Example hypotheses for this dataset:

**H1 (Explicitness):**  
- H0: Mean popularity is the same for explicit and non-explicit tracks.  
- H1: Mean popularity differs between explicit and non-explicit tracks.

**H2 (Genres):**  
- H0: Mean popularity is the same across the top 10 genres.  
- H1: At least one genre has a different mean popularity.

**H3 (Audio features vs popularity):**  
- H0: Danceability has no association with popularity.  
- H1: Danceability is positively associated with popularity.

In the next section we run a significance test for one strong hypothesis (H1).


## 8) Hypothesis testing & significance analysis (Welch t-test)

We test H1 using **Welch’s t-test**, which does **not** assume equal variances between groups (a safer choice when group variances or sizes may differ).
We report:
- p-value (statistical significance)
- group means/medians (interpretability)
- effect size (Cohen’s d) to quantify practical magnitude


In [None]:
from scipy import stats

# Split groups
a = df_track[df_track["explicit_int"]==1]["popularity"]
b = df_track[df_track["explicit_int"]==0]["popularity"]

# Welch t-test
t_stat, p_value = stats.ttest_ind(a, b, equal_var=False)
t_stat, p_value

In [None]:
# Effect size: Cohen's d (pooled standard deviation version)
def cohens_d(x, y):
    nx, ny = len(x), len(y)
    sx, sy = x.std(ddof=1), y.std(ddof=1)
    sp = np.sqrt(((nx-1)*sx**2 + (ny-1)*sy**2) / (nx+ny-2))
    return (x.mean() - y.mean()) / sp

results = {
    "Welch t-test p-value": p_value,
    "Cohen's d": cohens_d(a, b),
    "Mean (Explicit=1)": a.mean(),
    "Mean (Explicit=0)": b.mean(),
    "Median (Explicit=1)": a.median(),
    "Median (Explicit=0)": b.median(),
    "n (Explicit=1)": len(a),
    "n (Explicit=0)": len(b),
}
results

## 9) Key findings & insights (write after you review the plots)

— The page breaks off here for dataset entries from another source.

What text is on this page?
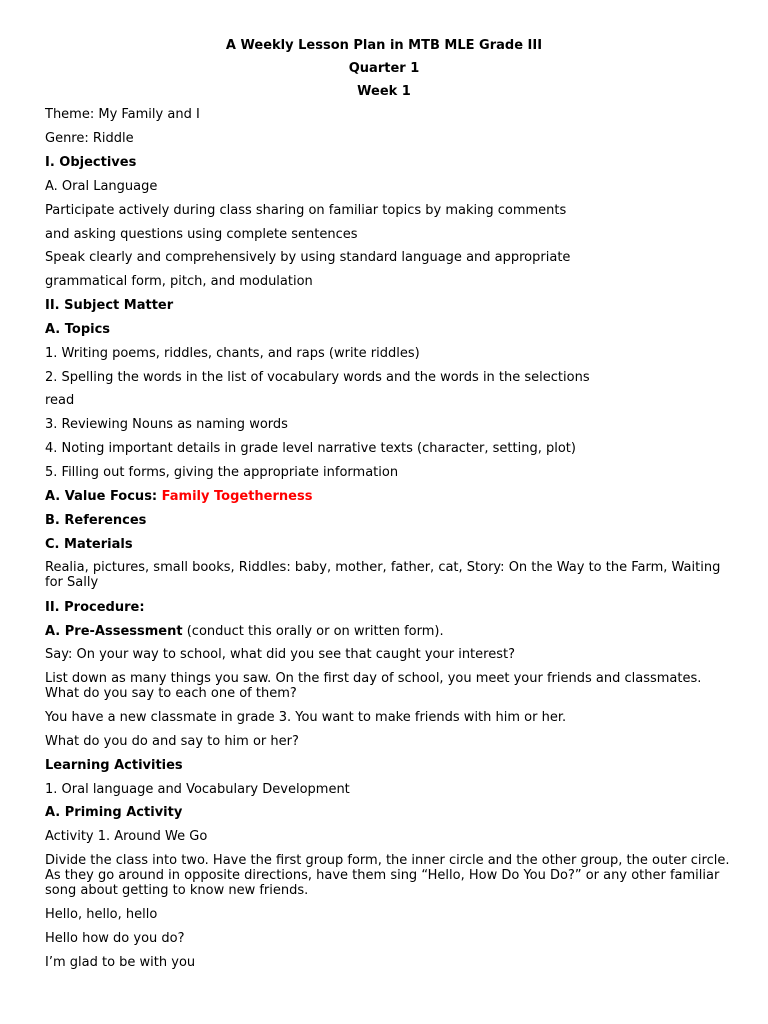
A Weekly Lesson Plan in MTB MLE Grade III
Quarter 1
Week 1
Theme: My Family and I
Genre: Riddle
I. Objectives
A. Oral Language
Participate actively during class sharing on familiar topics by making comments
and asking questions using complete sentences
Speak clearly and comprehensively by using standard language and appropriate
grammatical form, pitch, and modulation
II. Subject Matter
A. Topics
1. Writing poems, riddles, chants, and raps (write riddles)
2. Spelling the words in the list of vocabulary words and the words in the selections
read
3. Reviewing Nouns as naming words
4. Noting important details in grade level narrative texts (character, setting, plot)
5. Filling out forms, giving the appropriate information
A. Value Focus: Family Togetherness
B. References
C. Materials
Realia, pictures, small books, Riddles: baby, mother, father, cat, Story: On the Way to the Farm, Waiting for Sally
II. Procedure:
A. Pre-Assessment (conduct this orally or on written form).
Say: On your way to school, what did you see that caught your interest?
List down as many things you saw. On the first day of school, you meet your friends and classmates. What do you say to each one of them?
You have a new classmate in grade 3. You want to make friends with him or her.
What do you do and say to him or her?
Learning Activities
1. Oral language and Vocabulary Development
A. Priming Activity
Activity 1. Around We Go
Divide the class into two. Have the first group form, the inner circle and the other group, the outer circle. As they go around in opposite directions, have them sing “Hello, How Do You Do?” or any other familiar song about getting to know new friends.
Hello, hello, hello
Hello how do you do?
I’m glad to be with you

Use 5–8 stakeholder-friendly bullet points, for example:
- Overall popularity is concentrated around the low-to-mid range (see histogram).
- Some audio features show stronger relationships with popularity than others (see correlation heatmap).
- Popularity differs across top genres (boxplot shows variability and outliers).
- Explicit tracks have a statistically significant popularity difference; effect size should be interpreted (small/medium/large).

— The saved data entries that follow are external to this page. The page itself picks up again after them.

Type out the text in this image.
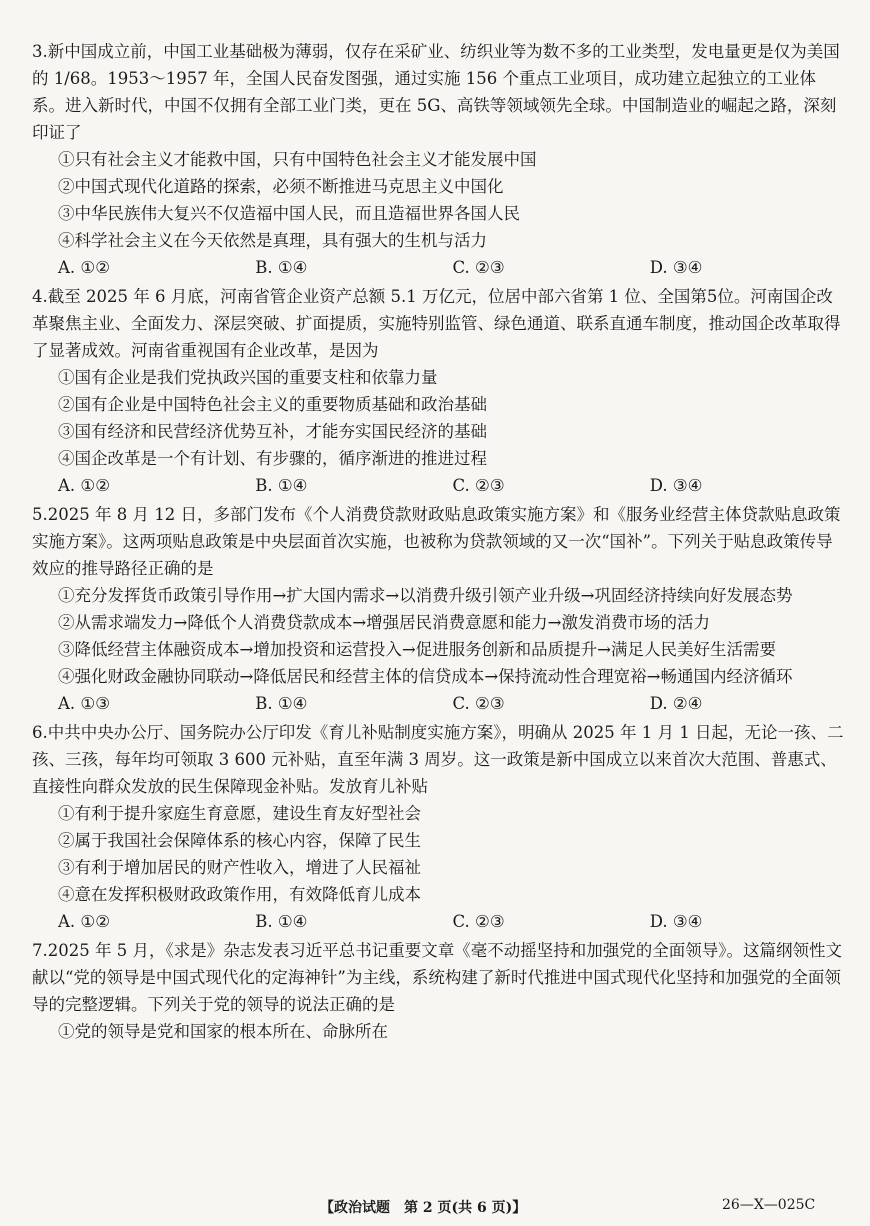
3.新中国成立前，中国工业基础极为薄弱，仅存在采矿业、纺织业等为数不多的工业类型，发电量更是仅为美国的 1/68。1953～1957 年，全国人民奋发图强，通过实施 156 个重点工业项目，成功建立起独立的工业体系。进入新时代，中国不仅拥有全部工业门类，更在 5G、高铁等领域领先全球。中国制造业的崛起之路，深刻印证了
①只有社会主义才能救中国，只有中国特色社会主义才能发展中国
②中国式现代化道路的探索，必须不断推进马克思主义中国化
③中华民族伟大复兴不仅造福中国人民，而且造福世界各国人民
④科学社会主义在今天依然是真理，具有强大的生机与活力
A. ①②	B. ①④	C. ②③	D. ③④
4.截至 2025 年 6 月底，河南省管企业资产总额 5.1 万亿元，位居中部六省第 1 位、全国第5位。河南国企改革聚焦主业、全面发力、深层突破、扩面提质，实施特别监管、绿色通道、联系直通车制度，推动国企改革取得了显著成效。河南省重视国有企业改革，是因为
①国有企业是我们党执政兴国的重要支柱和依靠力量
②国有企业是中国特色社会主义的重要物质基础和政治基础
③国有经济和民营经济优势互补，才能夯实国民经济的基础
④国企改革是一个有计划、有步骤的，循序渐进的推进过程
A. ①②	B. ①④	C. ②③	D. ③④
5.2025 年 8 月 12 日，多部门发布《个人消费贷款财政贴息政策实施方案》和《服务业经营主体贷款贴息政策实施方案》。这两项贴息政策是中央层面首次实施，也被称为贷款领域的又一次“国补”。下列关于贴息政策传导效应的推导路径正确的是
①充分发挥货币政策引导作用→扩大国内需求→以消费升级引领产业升级→巩固经济持续向好发展态势
②从需求端发力→降低个人消费贷款成本→增强居民消费意愿和能力→激发消费市场的活力
③降低经营主体融资成本→增加投资和运营投入→促进服务创新和品质提升→满足人民美好生活需要
④强化财政金融协同联动→降低居民和经营主体的信贷成本→保持流动性合理宽裕→畅通国内经济循环
A. ①③	B. ①④	C. ②③	D. ②④
6.中共中央办公厅、国务院办公厅印发《育儿补贴制度实施方案》，明确从 2025 年 1 月 1 日起，无论一孩、二孩、三孩，每年均可领取 3 600 元补贴，直至年满 3 周岁。这一政策是新中国成立以来首次大范围、普惠式、直接性向群众发放的民生保障现金补贴。发放育儿补贴
①有利于提升家庭生育意愿，建设生育友好型社会
②属于我国社会保障体系的核心内容，保障了民生
③有利于增加居民的财产性收入，增进了人民福祉
④意在发挥积极财政政策作用，有效降低育儿成本
A. ①②	B. ①④	C. ②③	D. ③④
7.2025 年 5 月，《求是》杂志发表习近平总书记重要文章《毫不动摇坚持和加强党的全面领导》。这篇纲领性文献以“党的领导是中国式现代化的定海神针”为主线，系统构建了新时代推进中国式现代化坚持和加强党的全面领导的完整逻辑。下列关于党的领导的说法正确的是
①党的领导是党和国家的根本所在、命脉所在
【政治试题　第 2 页(共 6 页)】	26—X—025C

(Replace these placeholders with your own final bullets after reviewing the outputs.)


## 10) Conclusion & next steps

Conclude with:
- 3–5 key takeaways from EDA + hypothesis test
- Next steps for ML readiness (examples):
  - Create train/test splits grouped by `track_id` (to prevent leakage if duplicates exist in other views).
  - Try a simple regression model predicting `popularity`.
  - Try a genre classifier using audio features (after encoding `track_genre`).
  - Consider handling very long-duration outliers if needed.